Some people started learning themselves, using the free versions of the trading platforms, or via watching Youtube videos. In 2021 many US citizens start trading with regulated US Forex brokers to invest and work with their disposable income.

There were a few notable investment opportunities which saw both amateur and professional traders win big, including the 170% growth in Bitcoin in the last year, the rising share price of Tesla and the hype surrounding GameStop.

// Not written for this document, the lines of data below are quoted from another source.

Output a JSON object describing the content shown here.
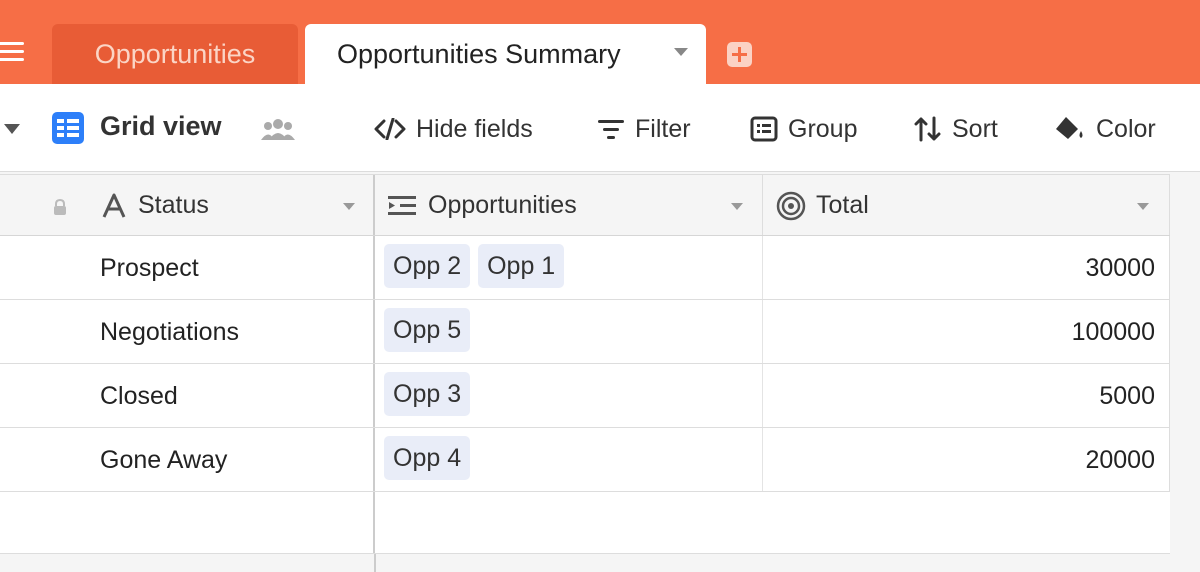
{
  "tabs": [
    {
      "label": "Opportunities",
      "active": false
    },
    {
      "label": "Opportunities Summary",
      "active": true
    }
  ],
  "toolbar": {
    "view_name": "Grid view",
    "hide_fields": "Hide fields",
    "filter": "Filter",
    "group": "Group",
    "sort": "Sort",
    "color": "Color"
  },
  "columns": [
    {
      "label": "Status",
      "icon": "text-field-icon"
    },
    {
      "label": "Opportunities",
      "icon": "linked-record-icon"
    },
    {
      "label": "Total",
      "icon": "rollup-icon"
    }
  ],
  "rows": [
    {
      "status": "Prospect",
      "opportunities": [
        "Opp 2",
        "Opp 1"
      ],
      "total": "30000"
    },
    {
      "status": "Negotiations",
      "opportunities": [
        "Opp 5"
      ],
      "total": "100000"
    },
    {
      "status": "Closed",
      "opportunities": [
        "Opp 3"
      ],
      "total": "5000"
    },
    {
      "status": "Gone Away",
      "opportunities": [
        "Opp 4"
      ],
      "total": "20000"
    }
  ],
  "colors": {
    "accent": "#f66e46",
    "grid_icon": "#2d7ff9",
    "chip": "#e9edf8"
  }
}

Online gaming increased on average by 1.5 hours from 2019 compared to 2020. A report by Ipsos MORI in 2020 found that 14% of players discovered new video games, with 30% confirming that video gaming helped to make them feel less isolated, especially when engaging with new players and friends through headsets.

When lockdown restrictions were lifted during the summertime of 2020, gaming took a bit of a backseat, but upon entering more lockdowns in Q3 and Q4 last year, it came right back.

Online Courses

From cooking, spanish to web design, some people have embraced the opportunity to learn new skills through online courses. Whether through the likes of Coursera, Udemy or just Youtube, the role of eLearning and online courses has certainly grown in the last year.

Online Fitness

Unable to get to the gym or brave the cold weather, online fitness sessions on Youtube, Instagram or paid subscriptions surged in the last year. With fitness influencers ready to take advantage, people could follow free videos (often with product placement) or sign up for daily or weekly sessions with their favourite online trainers. Some professional fitness coaches would run sessions with thousands of participants at a time, with UK-heartthrob Joe Wickes gaining a peak of 120,000 users during one session.